The gull makes its way to the northeastern corner of the porch. Out where some warmth still lingers and from where it can see in through the wide-mullioned windows that overlook the bay. It is waiting there for one of us get up and to step out into the cold with a handful of sliced dry bread and peanut butter we have prepared for it.
We have been told what the gull likes best. What it will rush to and stab at and swallow down with a single shake of its rain-gray head and its sharp hooked yellow beak with a red spot near the tip. How it will unfold and stretch out its white-tipped wings and then fold one over the other again, as a child might do with her arms until she finds the most comfortable way into sleep.

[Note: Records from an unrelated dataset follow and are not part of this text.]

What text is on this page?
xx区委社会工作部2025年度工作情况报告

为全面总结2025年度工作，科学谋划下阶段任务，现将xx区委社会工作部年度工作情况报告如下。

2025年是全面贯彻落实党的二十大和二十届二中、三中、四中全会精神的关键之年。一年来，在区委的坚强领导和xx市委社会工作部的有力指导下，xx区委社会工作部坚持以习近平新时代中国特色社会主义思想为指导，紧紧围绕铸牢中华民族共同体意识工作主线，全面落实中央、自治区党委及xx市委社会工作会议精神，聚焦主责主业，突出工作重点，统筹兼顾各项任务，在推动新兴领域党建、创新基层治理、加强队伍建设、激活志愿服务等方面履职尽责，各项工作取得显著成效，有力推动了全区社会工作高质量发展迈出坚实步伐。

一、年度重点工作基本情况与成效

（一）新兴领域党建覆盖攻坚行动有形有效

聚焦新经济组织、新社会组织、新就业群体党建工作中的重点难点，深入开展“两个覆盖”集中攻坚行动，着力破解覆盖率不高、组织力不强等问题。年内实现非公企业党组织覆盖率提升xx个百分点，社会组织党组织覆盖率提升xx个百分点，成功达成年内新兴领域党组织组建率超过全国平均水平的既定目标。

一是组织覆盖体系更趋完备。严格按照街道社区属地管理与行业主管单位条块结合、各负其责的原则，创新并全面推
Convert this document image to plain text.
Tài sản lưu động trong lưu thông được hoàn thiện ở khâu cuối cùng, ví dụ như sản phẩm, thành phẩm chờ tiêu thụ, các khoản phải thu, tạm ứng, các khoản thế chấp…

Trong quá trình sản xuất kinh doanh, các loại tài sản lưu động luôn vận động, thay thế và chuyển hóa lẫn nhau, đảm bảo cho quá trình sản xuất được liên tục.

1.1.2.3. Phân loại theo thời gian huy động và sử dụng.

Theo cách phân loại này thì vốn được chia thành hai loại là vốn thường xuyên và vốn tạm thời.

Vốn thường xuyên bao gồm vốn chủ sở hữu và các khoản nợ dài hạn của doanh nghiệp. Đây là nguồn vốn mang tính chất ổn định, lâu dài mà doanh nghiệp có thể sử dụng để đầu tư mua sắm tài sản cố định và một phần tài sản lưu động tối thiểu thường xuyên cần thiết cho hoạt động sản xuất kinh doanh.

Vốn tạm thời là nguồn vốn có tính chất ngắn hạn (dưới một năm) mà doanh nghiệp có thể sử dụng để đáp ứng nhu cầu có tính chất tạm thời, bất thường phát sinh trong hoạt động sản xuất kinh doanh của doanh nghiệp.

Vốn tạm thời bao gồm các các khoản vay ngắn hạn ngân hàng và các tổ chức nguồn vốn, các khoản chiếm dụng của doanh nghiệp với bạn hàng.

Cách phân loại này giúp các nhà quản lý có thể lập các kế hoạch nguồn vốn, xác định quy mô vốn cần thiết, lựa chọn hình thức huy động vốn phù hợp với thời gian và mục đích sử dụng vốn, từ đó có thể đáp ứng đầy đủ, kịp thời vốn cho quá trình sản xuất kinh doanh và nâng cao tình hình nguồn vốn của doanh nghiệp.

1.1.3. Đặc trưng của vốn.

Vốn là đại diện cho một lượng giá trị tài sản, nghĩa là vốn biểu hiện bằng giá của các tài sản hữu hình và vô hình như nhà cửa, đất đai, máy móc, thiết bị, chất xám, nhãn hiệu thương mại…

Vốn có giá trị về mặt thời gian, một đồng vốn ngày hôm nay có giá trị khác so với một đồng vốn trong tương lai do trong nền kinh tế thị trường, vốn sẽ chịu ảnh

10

There are other gulls that hover like dancers in the air and some that settle on the railing, but none stay. They squawk, open-mouthed, and spread their DeLorean wings and lift into the air and in one or two quick beats pitch and yaw out over the scrub grass and thorn bushes and out over the blue-gray bay and the high granite headlands beyond.
The gull remains. The one with one leg. The one we feed.
The woman in the bed we have wheeled to rest over by the window is dying. Dying slowly. She has given herself over to it. To let it take her as it will.
Her breaths are shallow. Her cheeks are sunken. Her leg moves occasionally and her hand reaches out for something neither she nor we can see.
For her, dying is silent work that she bends to as she has done with all other things in her life: with singular faith and hopefulness, with equanimity and strength, to meet them as they are, and to abide with them.
The woman has loved the gull as she has loved all things. All of us.
We have come to sit with her. To be close by her in the last of her days. In her last hour.
The woman who, in her quiet thoughts, may be thinking of the gull. Perhaps wondering who of us will remain to feed it in the cold afternoons after she is gone.
Perhaps, too, she may wonder, for how many days after she is gone that the gull will continue come back and wait on the porch railing, in the fading afternoon light, for her to wake.
Who else, if not she, will care for the gull with one leg and small round spot of red on its beak, when she is gone?
Who might bend to all tasks as she has, and take them on as she has done?